Wenige Ruderschläge genügen, den schmalen Wasserstreifen zurückzulegen, welcher das Inselchen vom Lande trennt, mit dem es früher zweifellos zusammenhing. Bis ganz zuletzt stand hier das Wohnhaus einer Fischerfamilie, die es aber, nachdem es niedergebrannt war, nicht wieder aufbaute, sondern auf das Festland übersiedelte. Die Insel ging dann käuflich an König Maximilian über, der sich in ihr eine Zuflucht für jene philosophische Ruhe und Beschaulichkeit erschuf, welche er so sehr liebte. Ein einfaches Gebäude halb im englischen Cottage-, halb im italienischen Stil mit einem Thurm, der eine herrliche Rundschau gewährt, entstand an der Stelle des Fischerhauses, von dem jetzt in Wien lebenden Architekten Kreuter analog der früher gleichfalls von ihm erbauten, jüngst in der „Gartenlaube“ erwähnten Elsholtz’schen Villa hergestellt.

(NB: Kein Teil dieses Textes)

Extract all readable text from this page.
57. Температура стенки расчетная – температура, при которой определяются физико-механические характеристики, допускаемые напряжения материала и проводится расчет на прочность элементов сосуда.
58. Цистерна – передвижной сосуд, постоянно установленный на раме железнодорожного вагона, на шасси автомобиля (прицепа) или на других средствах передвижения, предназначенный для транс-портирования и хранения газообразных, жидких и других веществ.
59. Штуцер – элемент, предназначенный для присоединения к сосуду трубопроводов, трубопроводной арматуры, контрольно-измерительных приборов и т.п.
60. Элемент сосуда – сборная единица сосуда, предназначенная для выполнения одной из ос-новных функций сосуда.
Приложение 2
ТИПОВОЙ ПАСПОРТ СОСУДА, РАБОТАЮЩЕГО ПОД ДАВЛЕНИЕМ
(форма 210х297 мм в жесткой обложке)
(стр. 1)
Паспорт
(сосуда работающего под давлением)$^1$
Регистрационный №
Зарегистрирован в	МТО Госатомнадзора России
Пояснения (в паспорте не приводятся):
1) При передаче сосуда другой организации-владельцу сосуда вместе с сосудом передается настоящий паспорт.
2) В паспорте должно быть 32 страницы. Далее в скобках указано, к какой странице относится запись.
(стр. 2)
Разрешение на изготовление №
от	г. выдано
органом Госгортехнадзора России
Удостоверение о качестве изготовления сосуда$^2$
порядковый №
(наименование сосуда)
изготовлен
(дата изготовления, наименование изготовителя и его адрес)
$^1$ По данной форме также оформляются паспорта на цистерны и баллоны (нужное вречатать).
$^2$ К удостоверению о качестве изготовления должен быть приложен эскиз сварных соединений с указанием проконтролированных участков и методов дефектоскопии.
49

Die Gemächer des Hauses fallen dem Besucher sofort durch die Einfachheit ihrer Haltung und Einrichtung auf, aber gerade dieses fügt sich so recht in die stille Harmonie des Ganzen. Nord- und Westseite sind fast ganz vom dunkelgrünen üppig wuchernden Epheulaube bedeckt, während an der Veranda der Ostseite wilde Weinreben, Geisblatt und dergleichen sich emporranken und in vielfachen Verschlingungen sich so fest umarmen, als wollten sie für alle Ewigkeit nicht von einander lassen – ein Bild deutscher Treue und Beständigkeit.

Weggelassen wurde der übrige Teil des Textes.